We realized that we had a collection – a passion, actually – that required attention. This happens often, and we have learned over the years not to ignore the signs. For that is where joy lies.

Joe Eck & Wayne Winterrowd (Our Life in Gardens)

My childhood was filled with gardens. My parents tended a huge edible garden which we dreaded having to work in all summer long. The house was always brimming with houseplants of all colors, shapes and sizes. Since my childhood was spent in both a northern climate in the United States and on the equator in Colombia, I’ve lived in both extremes of gardening climates. The gardens of my childhood contained everything from exotic staghorn ferns and papayas to common snap beans and marigolds. (I’m the one on the right)

Even though my parents were avid gardeners, I never really was all that enamored with it. My mom let me choose something interesting to grow in the edible garden and a few blooming things for the front flowerbeds. I had a few plants in my room during college and herbs in pots on my first apartment balcony, but gardening wasn’t something I’d even mention when talking about my hobbies. When Mr Chiots and I purchased our home ten years ago that was still the case. I had no desire to garden. For some reason, I still felt the need to feed the soil even though I had no plans of lush gardens nor vine ripened tomatoes. For the first few years, I added chicken manure and mulched leaves at intervals throughout the year and replaced a few uninteresting plants with ones that caught my eye.

After few years of tending the soil and I started to develop a green thumb, before I knew it, I was spending most of my free time in the garden, planting, making compost and expanding the flowerbeds. I found myself frequenting the local greenhouses in search of interesting plants. I woudl check piles of gardening books out of the library. I was discovering that deep down I really enjoyed gardening and the peace and satisfaction it brings.

Five years ago, three 4 x 10 raised beds were built in the back garden “to grow a few vegetables and strawberries”. Little did I know, when we built these raised beds that a new gardening passion would be discovered. My love of ornamental gardening hasn’t been lost, it’s simply been overshadowed for the moment as edibles have taken root. Growing edibles was a natural progression since cooking is one of my other loves (something I’d always mention when talking about my hobbies). Living in a rural area doesn’t mean that fresh vegetables are easy to find.

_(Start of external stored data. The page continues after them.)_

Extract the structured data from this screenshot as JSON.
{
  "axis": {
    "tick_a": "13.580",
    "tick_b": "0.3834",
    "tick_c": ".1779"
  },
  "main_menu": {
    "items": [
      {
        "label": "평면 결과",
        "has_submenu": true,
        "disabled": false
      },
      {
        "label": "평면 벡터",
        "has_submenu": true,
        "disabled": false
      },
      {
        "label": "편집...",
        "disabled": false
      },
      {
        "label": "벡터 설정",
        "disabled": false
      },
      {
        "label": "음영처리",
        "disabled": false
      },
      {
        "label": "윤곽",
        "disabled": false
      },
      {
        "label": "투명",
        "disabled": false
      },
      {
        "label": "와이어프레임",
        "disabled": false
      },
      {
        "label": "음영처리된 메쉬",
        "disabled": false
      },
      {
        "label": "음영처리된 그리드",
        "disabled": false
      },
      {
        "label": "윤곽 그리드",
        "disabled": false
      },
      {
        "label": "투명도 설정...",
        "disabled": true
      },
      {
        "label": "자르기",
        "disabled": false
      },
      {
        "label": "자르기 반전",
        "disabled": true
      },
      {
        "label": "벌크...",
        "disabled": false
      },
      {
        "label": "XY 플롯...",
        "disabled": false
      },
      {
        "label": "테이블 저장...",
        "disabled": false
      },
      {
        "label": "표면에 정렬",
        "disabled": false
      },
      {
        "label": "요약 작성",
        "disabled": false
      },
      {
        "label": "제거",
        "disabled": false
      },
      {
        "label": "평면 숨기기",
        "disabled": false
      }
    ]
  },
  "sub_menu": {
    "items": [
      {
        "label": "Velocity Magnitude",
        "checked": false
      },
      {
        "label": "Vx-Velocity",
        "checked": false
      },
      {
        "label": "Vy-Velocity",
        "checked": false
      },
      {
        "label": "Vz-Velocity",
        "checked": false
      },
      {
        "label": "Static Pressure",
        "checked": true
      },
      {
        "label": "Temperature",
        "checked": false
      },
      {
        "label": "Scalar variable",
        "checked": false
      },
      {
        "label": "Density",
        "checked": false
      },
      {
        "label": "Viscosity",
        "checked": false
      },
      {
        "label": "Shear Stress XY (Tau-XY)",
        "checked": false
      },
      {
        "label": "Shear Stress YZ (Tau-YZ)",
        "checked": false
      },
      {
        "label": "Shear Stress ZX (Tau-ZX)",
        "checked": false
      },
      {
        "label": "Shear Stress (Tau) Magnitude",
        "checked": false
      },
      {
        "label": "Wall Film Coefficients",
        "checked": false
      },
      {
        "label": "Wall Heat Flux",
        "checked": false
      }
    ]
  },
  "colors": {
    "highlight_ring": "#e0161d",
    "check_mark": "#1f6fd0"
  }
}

I quickly found out that if I wanted them I had to grow them myself.


Since then, my love of edibles has grown stronger; we even purchased the lots of both sides of us to have more space for popcorn, pumpkins and what ever else interests us. From regular edibles my interest deepened when I discovered the world of heirloom vegetables – and what a wonderfully interesting world it is.

Growing heirloom vegetables can be addictive, when you savor the first ripe ‘Brandywine’ tomato from the vine in July, you want to grow every single colorful variety mentioned in the seed catalogs. Who can resist not having a bouquet of fresh tomatoes on their table in August?

The ornamental gardens at Chiot’s Run have not suffered from my newfound love of edible gardening. I use the world “ornamental” loosely since a well-tended vegetable can be every bit as lovely as a perennial border.  When you take the time to cultivate good soil a strong foundation is developed and the plants that take care of themselves. Besides weeding twice each summer and adding a thick layer of chopped leaves and manure in the fall, my ornamental beds pretty much take care of themselves. They also provide a beautiful backdrop and beneficial biodiversity for the edible garden.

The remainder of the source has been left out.